TokenVerse: Multi-Concept Personalization in Token Modulation Space by Google

(token-verse.github.io)

106 points | by 037 4 days ago ago

22 comments

  • jasonjmcghee a day ago

    Feels like a moodboarding multiplier for some design disciplines, if these aren't cherry-picked / transfer to other domains.

    Pretty interesting.

    Seems like you could apply similar ideas to text too.

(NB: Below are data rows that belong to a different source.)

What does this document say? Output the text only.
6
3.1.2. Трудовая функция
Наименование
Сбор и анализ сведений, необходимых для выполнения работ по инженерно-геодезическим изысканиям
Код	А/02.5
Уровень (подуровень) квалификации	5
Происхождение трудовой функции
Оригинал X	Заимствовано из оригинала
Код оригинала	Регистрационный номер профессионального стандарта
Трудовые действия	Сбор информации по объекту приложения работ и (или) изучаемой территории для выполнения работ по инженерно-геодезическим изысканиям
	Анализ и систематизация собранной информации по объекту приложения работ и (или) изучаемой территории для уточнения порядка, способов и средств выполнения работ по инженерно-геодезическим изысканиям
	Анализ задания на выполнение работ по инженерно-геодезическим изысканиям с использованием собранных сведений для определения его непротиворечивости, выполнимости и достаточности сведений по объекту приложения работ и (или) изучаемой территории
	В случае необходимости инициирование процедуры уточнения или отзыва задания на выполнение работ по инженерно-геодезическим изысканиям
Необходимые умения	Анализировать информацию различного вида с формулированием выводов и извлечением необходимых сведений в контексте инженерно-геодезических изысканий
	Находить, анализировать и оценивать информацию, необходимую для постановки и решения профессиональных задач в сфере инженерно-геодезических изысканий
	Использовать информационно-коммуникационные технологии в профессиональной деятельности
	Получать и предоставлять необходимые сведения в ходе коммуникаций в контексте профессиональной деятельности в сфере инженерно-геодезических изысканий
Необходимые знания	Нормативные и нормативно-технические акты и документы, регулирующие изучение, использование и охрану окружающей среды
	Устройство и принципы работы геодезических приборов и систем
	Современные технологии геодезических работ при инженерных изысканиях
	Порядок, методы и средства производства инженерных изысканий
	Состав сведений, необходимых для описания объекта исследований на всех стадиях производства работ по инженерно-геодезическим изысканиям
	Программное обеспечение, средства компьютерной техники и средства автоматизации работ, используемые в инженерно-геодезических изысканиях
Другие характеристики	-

    • test6554 11 hours ago

      Something like this could make creatives feel more in control and less averse to AI image generation.

    • mettamage a day ago

      Not just a moodboard if you can highlight the words you want in your output.

  • sdenton4 a day ago

    This looks like an excellent step towards being able to apply consistency to generated images across a series.

    • basch a day ago

      It looks as if it would trivially integrate into Whisk, which already has a similar feature for defining an outputs “subjects” “scene” and “style”.

  • eichi 18 hours ago

    Seems good tool for automated PowerPoint generation but I believe the content is much more important.

    So why not automate the attachment of images to concentrate on the more important tasks? I hope the code will be available soon!

  • PoignardAzur 17 hours ago

    Looks like it lets you transfer textures, poses, and general "vibe of object" stuff, but still doesn't let you control composition.

    Overall the example images still look like overly corporate slop.

  • ziofill 20 hours ago

    Storytelling with characters is a huge selling point

  • jiggawatts a day ago

    “Code coming soon” from Google means basically never.

    I don’t understand why they keep making these announcements and then just sitting on the results.

    This is an immediately commercially useful product even as an API. You could make a mobile app for kids to “create their own cartoon story”.

    Someone else will have to reproduce this for it to see the light of day.

    • wildermuthn 14 hours ago

      We might eventually see the code for the models and inference, but I do doubt we’ll see training code or be granted access to training data. Google is pretty bad at this.

    • Kiro 21 hours ago

      I have the same feeling but I wonder if it's actually true. Do we have any examples of announcements where the code was never released?

  • HenryBemis 20 hours ago

    My eyes are so tired... I read it as "TolkienVerse" (wishful thinking took over actual letters I guess) and I thought WOW!!!!! that is amazing!!!! When I clicked and saw "a dog wearing a hat".. uff...

  • doctorpangloss a day ago

    If it worked with people, they’d show people.

    • SeanAnderson a day ago

      The second example in the "Results" section includes a human.

      • doctorpangloss a day ago

        They do not show a realistic photo face transfer. They blur out the faces even.

        It would be a huge invention, but they did not achieve that.

        • drewbeck a day ago

          Below the first Results header is a carousel of images. If you tap the arrows you can explore — I believe there are three examples where the final image is a person who’s face was applied from a reference photo.

          • doctorpangloss a day ago

            Yes. But. The reference photo is blurred. The smallest details matter for faces! That's the whole point. I have no doubt you can do a kind-of-looks-like faces. But this is the same issue since Dreambooth. All the IP transfer approaches, even the best like Ideogram's, are failing on faces.

            • rprwhite a day ago

              There's two images where the face is transferred to the final image. The references images with blurred faces are all being used for a different reference; the pose, or "necklace", etc. The faces are blurred in every image unless they explicitly want the face transferred to the final image, at least that's how it seems.

              • doctorpangloss a day ago

                I know. But there are no unblurred source images of faces. This isn't complicated.

                • danpalmer a day ago

                  https://token-verse.github.io/results/multi_concepts/25.png

                  https://token-verse.github.io/results/multi_concepts/06.png

                  Both of these show a man's face in a source image being used in a newly generated image. I agree that it isn't complicated, but you seem to be drawing different conclusions to everyone else here.

                  If your point is that it can't perform face transfer, you seem to be wrong - that's what's happening here. If your point is that the blurred photos used for other parts of the input mean that this suggests the model may get confused by other faces, then that's a fair point, but it seems clear they have demonstrated face transfer, and requiring blurring irrelevant faces seems a minor point compared to transferring the face that's intended. I'm not sure how that would really impact use-cases.

                  • doctorpangloss a day ago

                    Well. If they had working face / human character transfer, listen, my dude, every single image would show a face transfer. It's one of the biggest challenges.

                    • rhet0rica 18 hours ago

                      Hot take: there are no legitimate use cases for human face transfer.